Mark Wiebe: isn't getting in until the evening, so will miss the meeting proper, but sez:

From the point of view of numpy's future, my original goals with joining its development were approximately to push it into becoming a bigger tent project, in particular to eventually enable collaboration between the industry I started in, computer graphics, and the scientific python community. This is something I now see as more practically achievable with dynd, though there that won't come in the short term either.
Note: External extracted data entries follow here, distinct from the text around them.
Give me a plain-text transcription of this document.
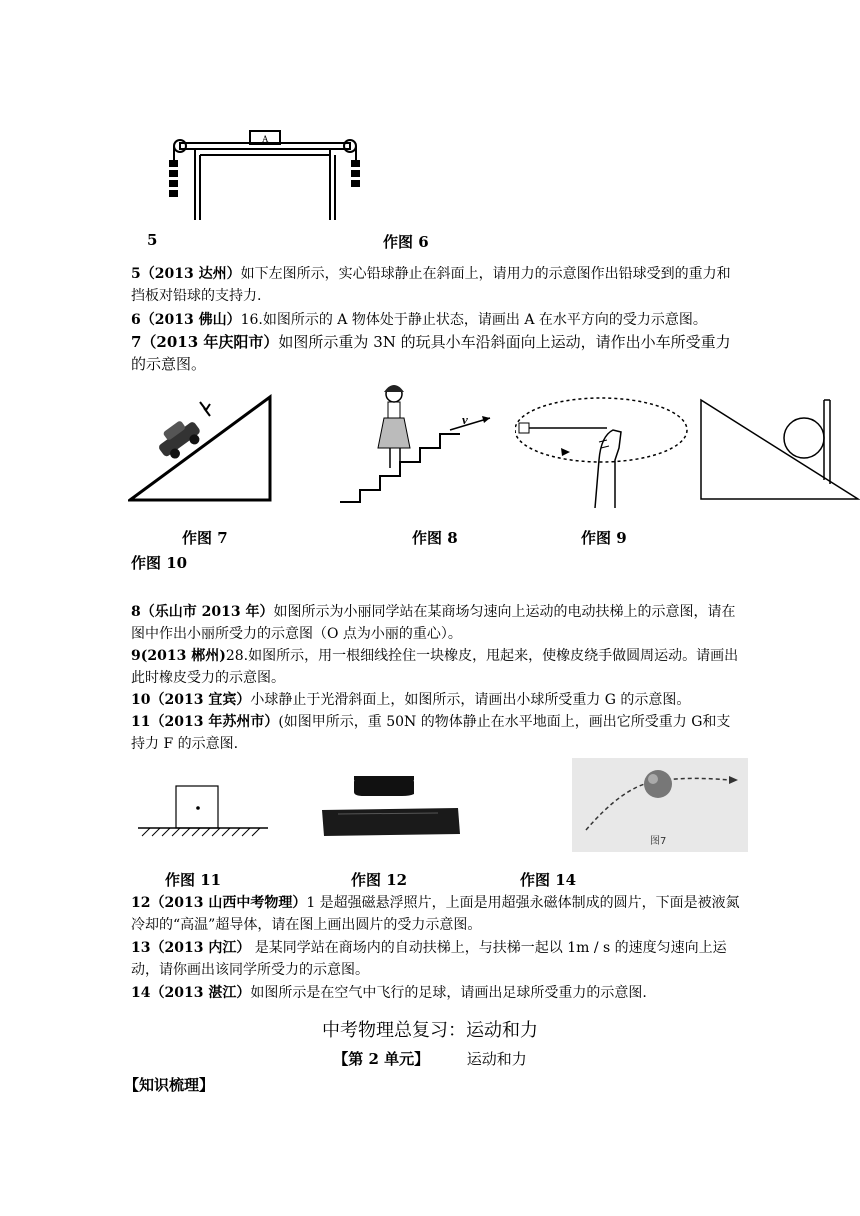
A
5	作图 6
5（2013 达州）如下左图所示，实心铅球静止在斜面上，请用力的示意图作出铅球受到的重力和挡板对铅球的支持力.
6（2013 佛山）16.如图所示的 A 物体处于静止状态，请画出 A 在水平方向的受力示意图。
7（2013 年庆阳市）如图所示重为 3N 的玩具小车沿斜面向上运动，请作出小车所受重力的示意图。
v
作图 7	作图 8	作图 9
作图 10
8（乐山市 2013 年）如图所示为小丽同学站在某商场匀速向上运动的电动扶梯上的示意图，请在图中作出小丽所受力的示意图（O 点为小丽的重心）。
9(2013 郴州)28.如图所示，用一根细线拴住一块橡皮，甩起来，使橡皮绕手做圆周运动。请画出此时橡皮受力的示意图。
10（2013 宜宾）小球静止于光滑斜面上，如图所示，请画出小球所受重力 G 的示意图。
11（2013 年苏州市）(如图甲所示，重 50N 的物体静止在水平地面上，画出它所受重力 G和支持力 F 的示意图.
图7
作图 11	作图 12	作图 14
12（2013 山西中考物理）1 是超强磁悬浮照片，上面是用超强永磁体制成的圆片，下面是被液氮冷却的“高温”超导体，请在图上画出圆片的受力示意图。
13（2013 内江） 是某同学站在商场内的自动扶梯上，与扶梯一起以 1m / s 的速度匀速向上运动，请你画出该同学所受力的示意图。
14（2013 湛江）如图所示是在空气中飞行的足球，请画出足球所受重力的示意图.
中考物理总复习：运动和力
【第 2 单元】	运动和力
【知识梳理】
For numpy, I think the main mission should be supporting the needs of the existing user-base and interoperating well with dynd, pandas, and all the other projects experimenting in related but different ways.

For making my life easier with dynd, I'm not sure there's a whole lot more than than having the two projects be amicable. One thing that may be of interest is coming up with a mechanism so dynd and numpy dtypes are a bit more interoperable. Right now, constructing a dynd dtype from a numpy dtype works, but the opposite does not.